“You cannot teach creativity - how to
become a good writer. But you can help a young writer discover within himself
what kind of writer he would like to be.” – Mario Vargas Llosa
Born
on this date in 1936, Peruvian writer, politician, journalist, essayist, and
college professor Vargas Llosa won the 2010 Nobel Prize in Literature and is one of Latin America's most
significant novelists and essayists. Some
critics have said he’s had a larger international impact and gained a greater worldwide audience
than any other writer of his generation.
Vargas
Llosa’s novels include comedies, murder mysteries, historical novels, and
political thrillers and several have been adapted as feature films. Most of his works have been translated into
multiple languages, expanding his reach as a writer.

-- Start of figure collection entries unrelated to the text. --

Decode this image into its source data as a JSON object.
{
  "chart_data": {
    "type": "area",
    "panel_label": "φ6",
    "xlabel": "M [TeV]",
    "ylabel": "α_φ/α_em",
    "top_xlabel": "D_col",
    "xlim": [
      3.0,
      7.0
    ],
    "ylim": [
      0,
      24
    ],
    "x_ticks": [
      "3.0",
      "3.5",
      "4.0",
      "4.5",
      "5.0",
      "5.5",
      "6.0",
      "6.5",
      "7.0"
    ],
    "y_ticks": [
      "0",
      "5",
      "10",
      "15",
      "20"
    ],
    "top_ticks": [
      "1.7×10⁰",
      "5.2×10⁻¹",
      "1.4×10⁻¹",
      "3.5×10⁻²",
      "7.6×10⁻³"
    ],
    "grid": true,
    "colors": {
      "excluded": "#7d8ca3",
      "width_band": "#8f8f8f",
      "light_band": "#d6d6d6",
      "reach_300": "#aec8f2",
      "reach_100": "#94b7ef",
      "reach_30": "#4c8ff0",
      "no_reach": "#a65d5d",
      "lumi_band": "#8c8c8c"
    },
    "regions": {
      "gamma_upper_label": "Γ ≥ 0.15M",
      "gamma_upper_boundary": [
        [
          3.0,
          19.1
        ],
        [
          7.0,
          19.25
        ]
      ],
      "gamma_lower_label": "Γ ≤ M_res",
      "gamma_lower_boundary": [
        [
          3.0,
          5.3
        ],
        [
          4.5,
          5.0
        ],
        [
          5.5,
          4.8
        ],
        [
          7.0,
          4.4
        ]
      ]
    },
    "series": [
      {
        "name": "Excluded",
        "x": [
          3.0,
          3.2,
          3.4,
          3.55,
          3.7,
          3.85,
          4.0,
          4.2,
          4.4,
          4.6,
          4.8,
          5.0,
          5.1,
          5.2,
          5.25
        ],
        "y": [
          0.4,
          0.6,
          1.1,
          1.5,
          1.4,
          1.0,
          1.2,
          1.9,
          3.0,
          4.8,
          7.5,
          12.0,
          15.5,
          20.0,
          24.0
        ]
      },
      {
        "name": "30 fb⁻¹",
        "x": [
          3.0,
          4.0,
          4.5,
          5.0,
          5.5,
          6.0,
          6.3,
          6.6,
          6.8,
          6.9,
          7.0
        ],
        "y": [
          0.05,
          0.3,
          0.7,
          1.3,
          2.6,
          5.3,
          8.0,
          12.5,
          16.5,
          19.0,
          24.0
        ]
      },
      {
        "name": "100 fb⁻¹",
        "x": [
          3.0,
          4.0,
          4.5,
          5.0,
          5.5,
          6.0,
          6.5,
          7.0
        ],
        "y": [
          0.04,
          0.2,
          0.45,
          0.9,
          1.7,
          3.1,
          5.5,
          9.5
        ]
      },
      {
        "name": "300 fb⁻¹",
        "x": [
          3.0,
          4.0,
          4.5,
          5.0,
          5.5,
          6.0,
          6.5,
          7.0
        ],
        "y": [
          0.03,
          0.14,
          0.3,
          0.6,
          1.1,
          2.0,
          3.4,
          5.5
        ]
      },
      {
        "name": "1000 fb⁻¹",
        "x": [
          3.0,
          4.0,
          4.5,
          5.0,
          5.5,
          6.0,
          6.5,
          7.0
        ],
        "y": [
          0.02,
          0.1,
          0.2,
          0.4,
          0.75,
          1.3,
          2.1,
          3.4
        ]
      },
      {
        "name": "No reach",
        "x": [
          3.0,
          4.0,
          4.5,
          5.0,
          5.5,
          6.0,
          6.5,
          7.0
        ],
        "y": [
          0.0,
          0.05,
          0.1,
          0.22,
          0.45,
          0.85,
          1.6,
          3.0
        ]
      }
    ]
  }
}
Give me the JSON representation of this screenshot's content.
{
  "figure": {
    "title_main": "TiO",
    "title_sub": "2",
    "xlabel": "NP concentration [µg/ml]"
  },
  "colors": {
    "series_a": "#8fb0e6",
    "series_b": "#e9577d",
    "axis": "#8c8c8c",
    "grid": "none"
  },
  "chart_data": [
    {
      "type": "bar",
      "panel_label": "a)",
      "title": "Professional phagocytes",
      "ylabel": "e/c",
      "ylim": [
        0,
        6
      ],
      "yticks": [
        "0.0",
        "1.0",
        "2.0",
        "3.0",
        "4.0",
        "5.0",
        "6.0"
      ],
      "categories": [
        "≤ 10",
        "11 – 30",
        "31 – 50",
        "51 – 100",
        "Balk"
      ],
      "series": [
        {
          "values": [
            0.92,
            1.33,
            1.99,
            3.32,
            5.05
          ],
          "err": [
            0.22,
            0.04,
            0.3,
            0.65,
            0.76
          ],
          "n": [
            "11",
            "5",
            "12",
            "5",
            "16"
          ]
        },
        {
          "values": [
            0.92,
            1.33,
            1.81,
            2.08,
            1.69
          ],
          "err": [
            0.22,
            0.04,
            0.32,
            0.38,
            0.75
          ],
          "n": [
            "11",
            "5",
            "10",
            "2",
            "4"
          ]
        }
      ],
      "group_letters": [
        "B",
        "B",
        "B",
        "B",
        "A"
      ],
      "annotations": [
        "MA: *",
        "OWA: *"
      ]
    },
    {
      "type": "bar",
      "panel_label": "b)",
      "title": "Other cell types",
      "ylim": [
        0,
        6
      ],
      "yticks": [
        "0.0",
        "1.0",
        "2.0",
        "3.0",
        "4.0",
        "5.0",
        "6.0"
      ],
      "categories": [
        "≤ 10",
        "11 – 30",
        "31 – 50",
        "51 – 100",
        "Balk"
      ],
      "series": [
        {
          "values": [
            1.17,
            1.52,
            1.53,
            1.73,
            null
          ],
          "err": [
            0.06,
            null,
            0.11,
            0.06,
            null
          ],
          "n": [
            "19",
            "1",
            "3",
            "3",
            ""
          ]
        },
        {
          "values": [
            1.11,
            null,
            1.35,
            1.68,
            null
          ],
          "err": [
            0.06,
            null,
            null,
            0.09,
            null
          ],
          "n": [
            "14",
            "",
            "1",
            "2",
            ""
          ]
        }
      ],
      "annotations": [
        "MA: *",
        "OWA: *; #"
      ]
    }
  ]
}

Literary critic Harold Bloom included his
novel The War of the End of the World (also a movie) in his list of
essential literary works in the Western Canon.
A staunch liberal and a leading voice for liberal causes throughout Latin America, he used his celebrity as a well-known writer and essayist to
launch a 1990 bid for the Peruvian presidency, a race he lost to Alberto
Fujimori. Since then he's continued his prolific writing career but sometimes decries the isolation writing can bring.
“Writing a book is a very lonely business,” he once said. “You are totally cut off from the rest of the world, submerged in your obsessions and memories.”